Aber Prinz oder Prinzessin war inzwischen schon mal jeder von Ihnen, oder?

Ja, außer der Präsident. Der darf nicht. Wir hatten auch schon externe Prinzen. Unser aktueller, Prinz Michael der I., steht nach vier Regentschaften nicht noch mal zur Verfügung. Wer sein Nachfolger wird, wissen wir noch nicht. Leicht ist es nicht, dieses Amt auszuüben. Man muss viel Freizeit aufwenden und sich zutrauen, vor Hunderten Menschen zu sprechen.

Warum ist es so schwierig, Nachwuchs zu finden?

Die Leute wollen zwar feiern, sich aber nicht verpflichten.

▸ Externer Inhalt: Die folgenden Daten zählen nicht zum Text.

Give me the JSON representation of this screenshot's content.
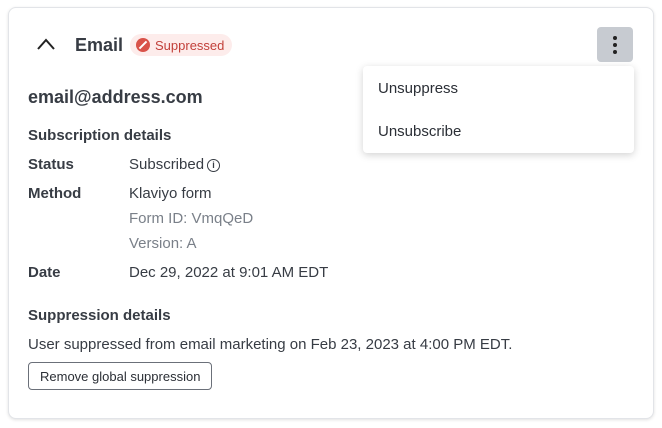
{
  "header": {
    "title": "Email",
    "badge": "Suppressed",
    "badge_color": "#c2403a"
  },
  "menu": {
    "items": [
      "Unsuppress",
      "Unsubscribe"
    ]
  },
  "email": "email@address.com",
  "subscription": {
    "heading": "Subscription details",
    "status_label": "Status",
    "status_value": "Subscribed",
    "method_label": "Method",
    "method_value": "Klaviyo form",
    "form_id": "Form ID: VmqQeD",
    "version": "Version: A",
    "date_label": "Date",
    "date_value": "Dec 29, 2022 at 9:01 AM EDT"
  },
  "suppression": {
    "heading": "Suppression details",
    "text": "User suppressed from email marketing on Feb 23, 2023 at 4:00 PM EDT.",
    "button": "Remove global suppression"
  }
}
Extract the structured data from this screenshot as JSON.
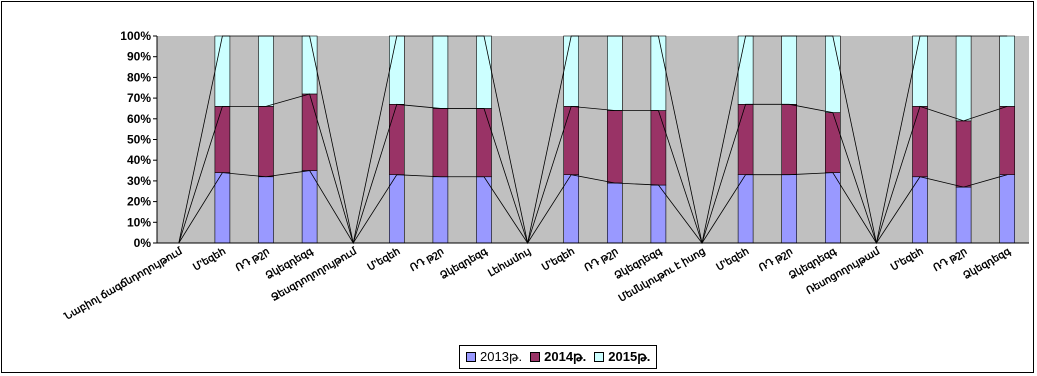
{
  "chart_data": {
    "type": "bar",
    "stacked": "percent",
    "categories": [
      "Նաբիոլ ճագճնդողույթում",
      "Մ'եզեհ",
      "ՌԴ թշր",
      "Ձկեզդեզգ",
      "Ջեսզդողողույթում",
      "Մ'եզեհ",
      "ՌԴ թշր",
      "Ձկեզդեզգ",
      "Լեհամույ",
      "Մ'եզեհ",
      "ՌԴ թշր",
      "Ձկեզդեզգ",
      "Մեմնկութու է իսոց",
      "Մ'եզեհ",
      "ՌԴ թշր",
      "Ձկեզդեզգ",
      "Ռեսոցողույթամ",
      "Մ'եզեհ",
      "ՌԴ թշր",
      "Ձկեզդեզգ"
    ],
    "series": [
      {
        "name": "2013թ.",
        "values": [
          0,
          34,
          32,
          35,
          0,
          33,
          32,
          32,
          0,
          33,
          29,
          28,
          0,
          33,
          33,
          34,
          0,
          32,
          27,
          33
        ]
      },
      {
        "name": "2014թ.",
        "values": [
          0,
          32,
          34,
          37,
          0,
          34,
          33,
          33,
          0,
          33,
          35,
          36,
          0,
          34,
          34,
          29,
          0,
          34,
          32,
          33
        ]
      },
      {
        "name": "2015թ.",
        "values": [
          0,
          34,
          34,
          28,
          0,
          33,
          35,
          35,
          0,
          34,
          36,
          36,
          0,
          33,
          33,
          37,
          0,
          34,
          41,
          34
        ]
      }
    ],
    "colors": [
      "#9999ff",
      "#993366",
      "#ccffff"
    ],
    "yticks": [
      "0%",
      "10%",
      "20%",
      "30%",
      "40%",
      "50%",
      "60%",
      "70%",
      "80%",
      "90%",
      "100%"
    ],
    "ylim": [
      0,
      100
    ],
    "grid": false,
    "legend_position": "bottom",
    "title": "",
    "xlabel": "",
    "ylabel": ""
  },
  "legend": {
    "items": [
      {
        "label": "2013թ.",
        "bold": false
      },
      {
        "label": "2014թ.",
        "bold": true
      },
      {
        "label": "2015թ.",
        "bold": true
      }
    ]
  }
}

Außerdem haftet Karnevalsvereinen der Ruf an, nur zu trinken und zu feiern. Dabei arbeiten wir vielmehr dafür, dass andere Spaß haben können.

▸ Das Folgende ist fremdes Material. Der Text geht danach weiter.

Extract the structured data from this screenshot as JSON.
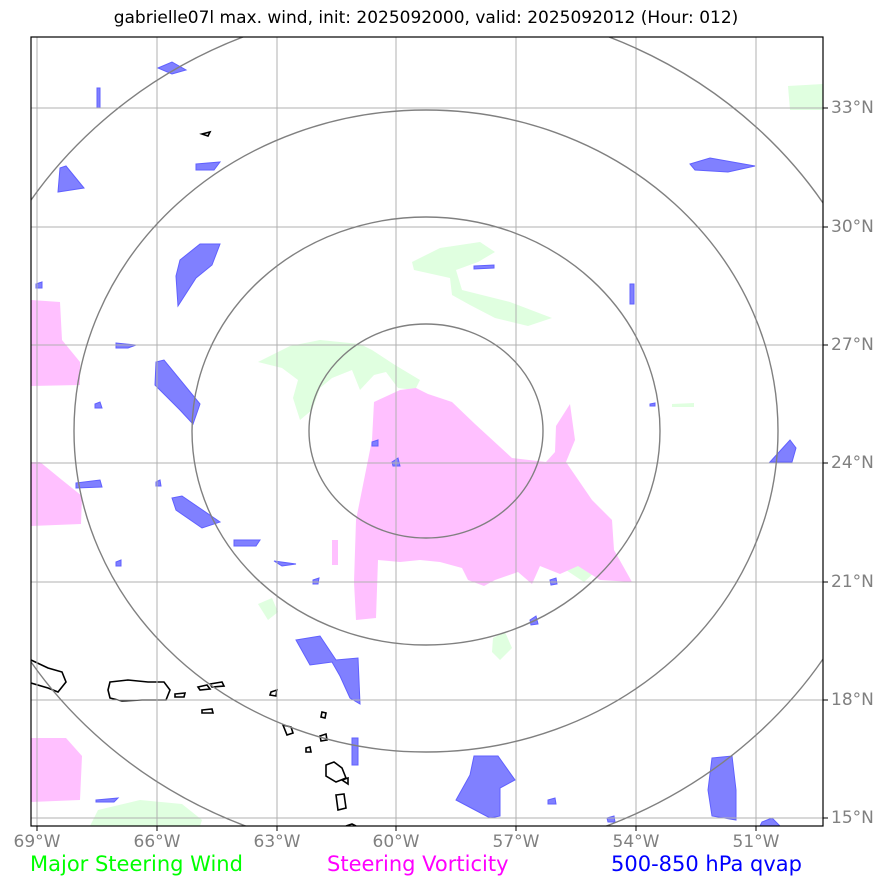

Haben Sie schon mal über eine Fusion mit Strehla nachgedacht?

Nicht ernsthaft. Wir haben auch ganz andere Traditionen. Fakt ist, dass wir eine sehr freundliche Beziehung pflegen.

Wie sind Sie zum Fasching gekommen?

Das war 1984. Ich hatte gerade im Stahlwerk angefangen. In meiner Brigade waren eher ältere Kollegen. Mir hat der Umgang mit Gleichaltrigen gefehlt. Also bin ich zur FDJ-Leitung und habe gefragt, was ich machen kann. So bin ich in der Karnevalsgruppe gelandet. Später haben wir uns mit den Gruppen aus dem U-Punkt und dem Jugendclub Weida zusammengetan.

Werfen Sie doch zum Abschluss mal einen Blick in die Zukunft. Wie sieht der Auskehrball 2025 aus?

Ich stelle mir eine dreistellige Gästezahl vor – und ich hoffe, dass wir alle gesund sind und uns die Ideen nicht ausgehen. Aber da habe ich keine Bedenken. Die Realität liefert uns immer genug Stoff.

Die Fragen stellte Britta Veltzke.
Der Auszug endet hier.